- DVD cover
- Episode no.: Season 1 Episode 3
- Directed by: Tobe Hooper
- Story by: Richard Matheson
- Teleplay by: Richard Christian Matheson
- Editing by: Andrew Cohen
- Production code: 103
- Original air date: 11 November 2005
- Running time: 59 min.

Guest appearances
- Erica Carroll; Robert Englund; Emily Graham; Lucie Guest; Jessica Lowndes; Ryan McDonald; Marilyn Norry; Melena Ronnis; Jonathan Tucker;

Episode chronology
| ← Previous "H. P. Lovecraft's Dreams in the Witch-House" | Next → "Jenifer" |

= Dance of the Dead (Masters of Horror) =

"Dance of the Dead" is the third episode of the first season of Masters of Horror. It originally aired in North America on 11 November 2005. Richard Christian Matheson adapted the episode from a 1954 short story of the same name by his father, Richard Matheson. Smashing Pumpkins frontman Billy Corgan scored this episode.

== Plot ==
In 2008, terrorists developed a biological weapon called "Blizz". They used this weapon in local weather patterns in the United States. As it falls from the sky, it will instantly burn any living thing it touches. At her seventh birthday party, young Peggy watched as her friends were killed by Blizz, while she, her sister, and her mother took refuge inside the house, refusing to allow anyone else shelter with them.

Ten years later, America has been ravaged by the effects of World War III. The death count continues to rise in this dark and bleak future and some states simply no longer exist. Peggy is now almost 17, ignorant of the world outside her mother's diner. She has lost both her father and her sister, Anna, and now depends on her mother, Kate. Business is slow, but Kate tells Peggy they're fine financially, as Peggy's father left them some money before his death in the war. One day, Peggy meets biker and drug addict Jak and his two "friends", junkies Boxx and Celia. The three are into some shady dealings with a nightclub called The Doom Room, located in the grubby town of Muskeet.

Kate warns Peggy that "everything the people of Muskeet do is a goddamn trick", and although she's afraid to disobey her mother, Peggy sneaks out with Jak in the middle of the night to the Doom Room with Boxx and Celia. Muskeet, as it appears, is completely ravaged and the home to ravagers, sociopathic bikers, and teenagers. The Doom Room is a heavy metal bar run by an MC. As Peggy and Celia watch the band Decree perform, Boxx and Jak go behind the stage to perform a business deal with the MC. They provide him packets of blood. The MC promises that he will pay them if their product is good enough for the next "performance". If not, he'll make them eat it.

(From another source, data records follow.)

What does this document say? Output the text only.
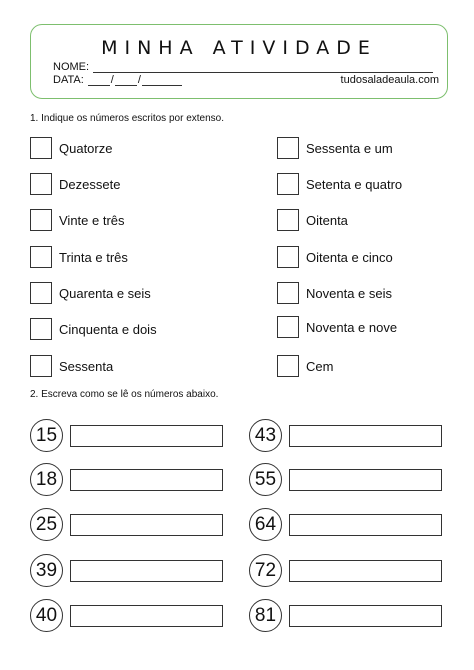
MINHA ATIVIDADE
NOME:
DATA: / /	tudosaladeaula.com
1. Indique os números escritos por extenso.
Quatorze
Dezessete
Vinte e três
Trinta e três
Quarenta e seis
Cinquenta e dois
Sessenta
Sessenta e um
Setenta e quatro
Oitenta
Oitenta e cinco
Noventa e seis
Noventa e nove
Cem
2. Escreva como se lê os números abaixo.
15
18
25
39
40
43
55
64
72
81
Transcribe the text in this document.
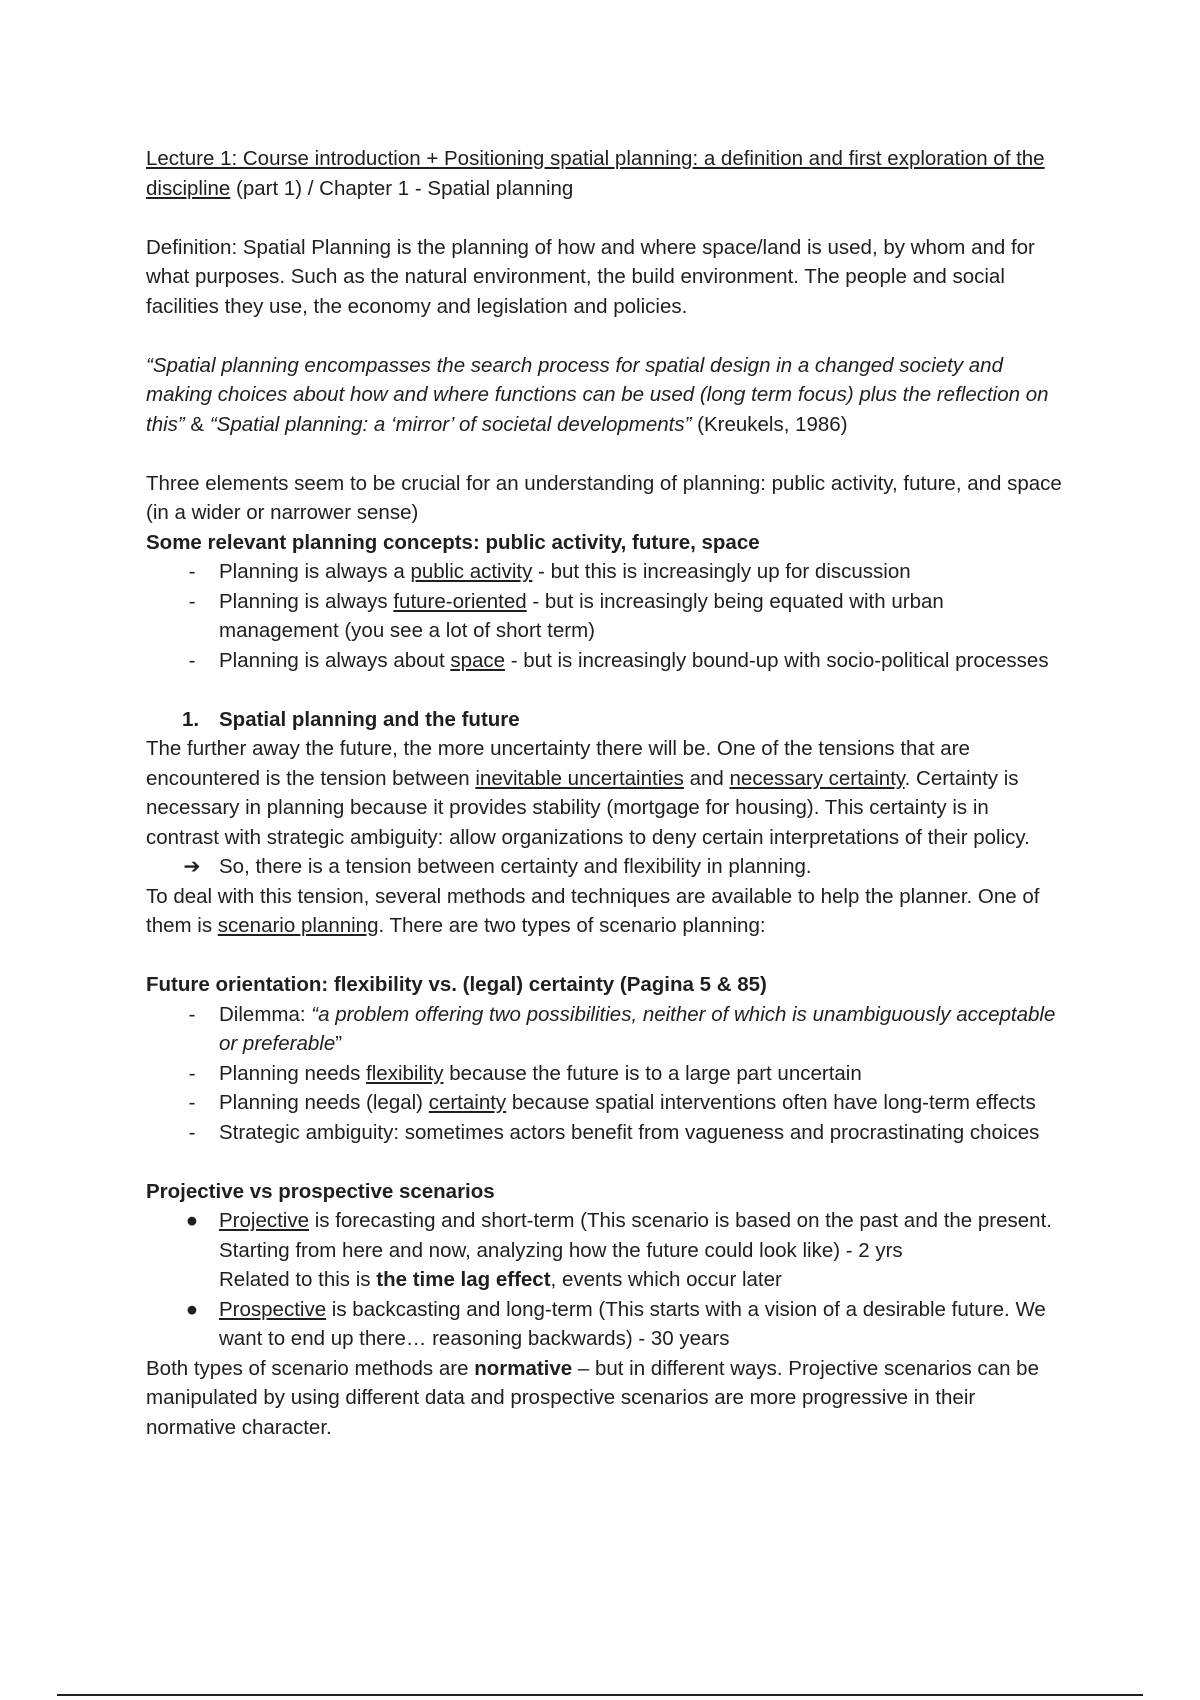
Lecture 1: Course introduction + Positioning spatial planning: a definition and first exploration of the discipline (part 1) / Chapter 1 - Spatial planning

Definition: Spatial Planning is the planning of how and where space/land is used, by whom and for what purposes. Such as the natural environment, the build environment. The people and social facilities they use, the economy and legislation and policies.

“Spatial planning encompasses the search process for spatial design in a changed society and making choices about how and where functions can be used (long term focus) plus the reflection on this” & “Spatial planning: a ‘mirror’ of societal developments” (Kreukels, 1986)

Three elements seem to be crucial for an understanding of planning: public activity, future, and space (in a wider or narrower sense)

Some relevant planning concepts: public activity, future, space

-	Planning is always a public activity - but this is increasingly up for discussion
-	Planning is always future-oriented - but is increasingly being equated with urban management (you see a lot of short term)
-	Planning is always about space - but is increasingly bound-up with socio-political processes
1. Spatial planning and the future

The further away the future, the more uncertainty there will be. One of the tensions that are encountered is the tension between inevitable uncertainties and necessary certainty. Certainty is necessary in planning because it provides stability (mortgage for housing). This certainty is in contrast with strategic ambiguity: allow organizations to deny certain interpretations of their policy.

➔ So, there is a tension between certainty and flexibility in planning.

To deal with this tension, several methods and techniques are available to help the planner. One of them is scenario planning. There are two types of scenario planning:

Future orientation: flexibility vs. (legal) certainty (Pagina 5 & 85)

-	Dilemma: “a problem offering two possibilities, neither of which is unambiguously acceptable or preferable”
-	Planning needs flexibility because the future is to a large part uncertain
-	Planning needs (legal) certainty because spatial interventions often have long-term effects
-	Strategic ambiguity: sometimes actors benefit from vagueness and procrastinating choices

Projective vs prospective scenarios

● Projective is forecasting and short-term (This scenario is based on the past and the present. Starting from here and now, analyzing how the future could look like) - 2 yrs
Related to this is the time lag effect, events which occur later
● Prospective is backcasting and long-term (This starts with a vision of a desirable future. We want to end up there… reasoning backwards) - 30 years

Both types of scenario methods are normative – but in different ways. Projective scenarios can be manipulated by using different data and prospective scenarios are more progressive in their normative character.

At that point, Peggy witnesses what the performance is. The MC has collected the bodies of overdosed teens, called LUPs (Living Undead Phenomenon, or "loopies") injecting them with a drug that causes their hearts to beat twice as fast as normal resulting in convulsions and seizures. This drug was first discovered in the battlegrounds of the war, so the dead soldiers could get up and keep fighting. They are then pumped with blood and forced to dance, and those who can't move are shocked with electric prods. Peggy watches in horror as the MC brings out her own sister, Anna.

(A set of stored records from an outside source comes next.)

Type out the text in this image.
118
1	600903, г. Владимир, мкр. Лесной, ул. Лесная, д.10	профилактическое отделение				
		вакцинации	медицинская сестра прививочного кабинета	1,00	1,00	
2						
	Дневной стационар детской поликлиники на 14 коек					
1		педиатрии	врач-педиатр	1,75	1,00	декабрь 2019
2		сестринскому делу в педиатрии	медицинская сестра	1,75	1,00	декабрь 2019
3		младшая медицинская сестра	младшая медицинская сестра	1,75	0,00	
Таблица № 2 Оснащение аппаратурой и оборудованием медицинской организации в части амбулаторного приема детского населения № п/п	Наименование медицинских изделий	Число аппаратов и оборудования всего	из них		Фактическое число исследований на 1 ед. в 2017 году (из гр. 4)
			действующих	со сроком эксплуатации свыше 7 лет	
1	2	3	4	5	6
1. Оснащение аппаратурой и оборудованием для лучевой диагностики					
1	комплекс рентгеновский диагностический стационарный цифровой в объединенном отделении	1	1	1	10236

When Anna falls off the stage, Peggy and Jak take her away from the Doom Room, to be followed by the MC and one of his goons. Peggy and Jak meet up with Kate, who has tracked them to Muskeet. The MC sheds some light on how he came to "own" Anna. When she was still alive, Anna was just like the other teenagers in Muskeet, and Kate was sick of having to drag her out of the Doom Room every weekend. Then Anna overdosed on drugs, so Kate decided to sell her to the MC, although she was still alive.

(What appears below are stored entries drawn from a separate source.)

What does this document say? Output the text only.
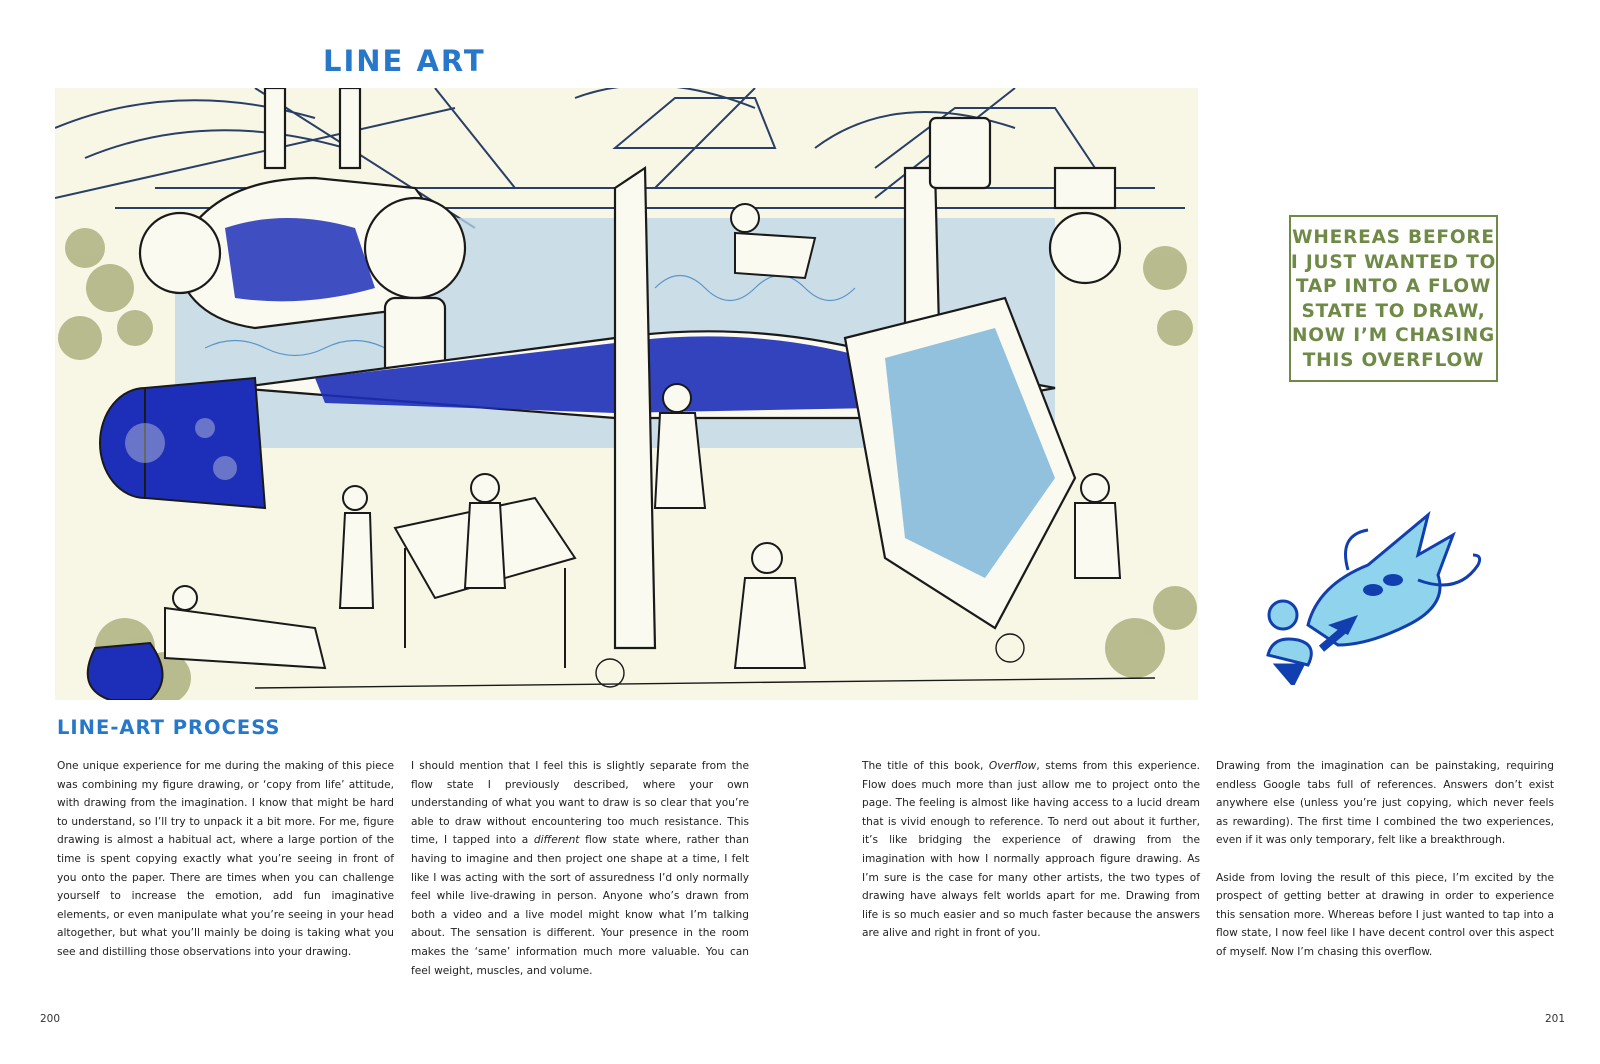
LINE ART
WHEREAS BEFORE
I JUST WANTED TO
TAP INTO A FLOW
STATE TO DRAW,
NOW I’M CHASING
THIS OVERFLOW
LINE-ART PROCESS

One unique experience for me during the making of this piece was combining my figure drawing, or ‘copy from life’ attitude, with drawing from the imagination. I know that might be hard to understand, so I’ll try to unpack it a bit more. For me, figure drawing is almost a habitual act, where a large portion of the time is spent copying exactly what you’re seeing in front of you onto the paper. There are times when you can challenge yourself to increase the emotion, add fun imaginative elements, or even manipulate what you’re seeing in your head altogether, but what you’ll mainly be doing is taking what you see and distilling those observations into your drawing.

I should mention that I feel this is slightly separate from the flow state I previously described, where your own understanding of what you want to draw is so clear that you’re able to draw without encountering too much resistance. This time, I tapped into a different flow state where, rather than having to imagine and then project one shape at a time, I felt like I was acting with the sort of assuredness I’d only normally feel while live-drawing in person. Anyone who’s drawn from both a video and a live model might know what I’m talking about. The sensation is different. Your presence in the room makes the ‘same’ information much more valuable. You can feel weight, muscles, and volume.

The title of this book, Overflow, stems from this experience. Flow does much more than just allow me to project onto the page. The feeling is almost like having access to a lucid dream that is vivid enough to reference. To nerd out about it further, it’s like bridging the experience of drawing from the imagination with how I normally approach figure drawing. As I’m sure is the case for many other artists, the two types of drawing have always felt worlds apart for me. Drawing from life is so much easier and so much faster because the answers are alive and right in front of you.

Drawing from the imagination can be painstaking, requiring endless Google tabs full of references. Answers don’t exist anywhere else (unless you’re just copying, which never feels as rewarding). The first time I combined the two experiences, even if it was only temporary, felt like a breakthrough.

Aside from loving the result of this piece, I’m excited by the prospect of getting better at drawing in order to experience this sensation more. Whereas before I just wanted to tap into a flow state, I now feel like I have decent control over this aspect of myself. Now I’m chasing this overflow.

200	201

Kate is pistol whipped multiple times by the MC and tries to explain to Peggy that she sold Anna because she was always in trouble, and they had nothing, the money Peggy's father had allegedly left them is a lie, they have been living off the money the MC paid her for Anna. Furious at what her mother did, Peggy trades her for Anna and buries her sister, whom she considers her last remaining family. In the end, Peggy becomes another Muskeet teenager, now romantically involved with Jak, and watches as Kate's corpse is beaten with electric rods and forced to dance in the Doom Room.

== Critical reception ==

Dread Central wrote, "This is Hooper at his best. Gratuitous, nihilistic, and unhinged. Disengaged from whatever power that has been holding him back for so many years."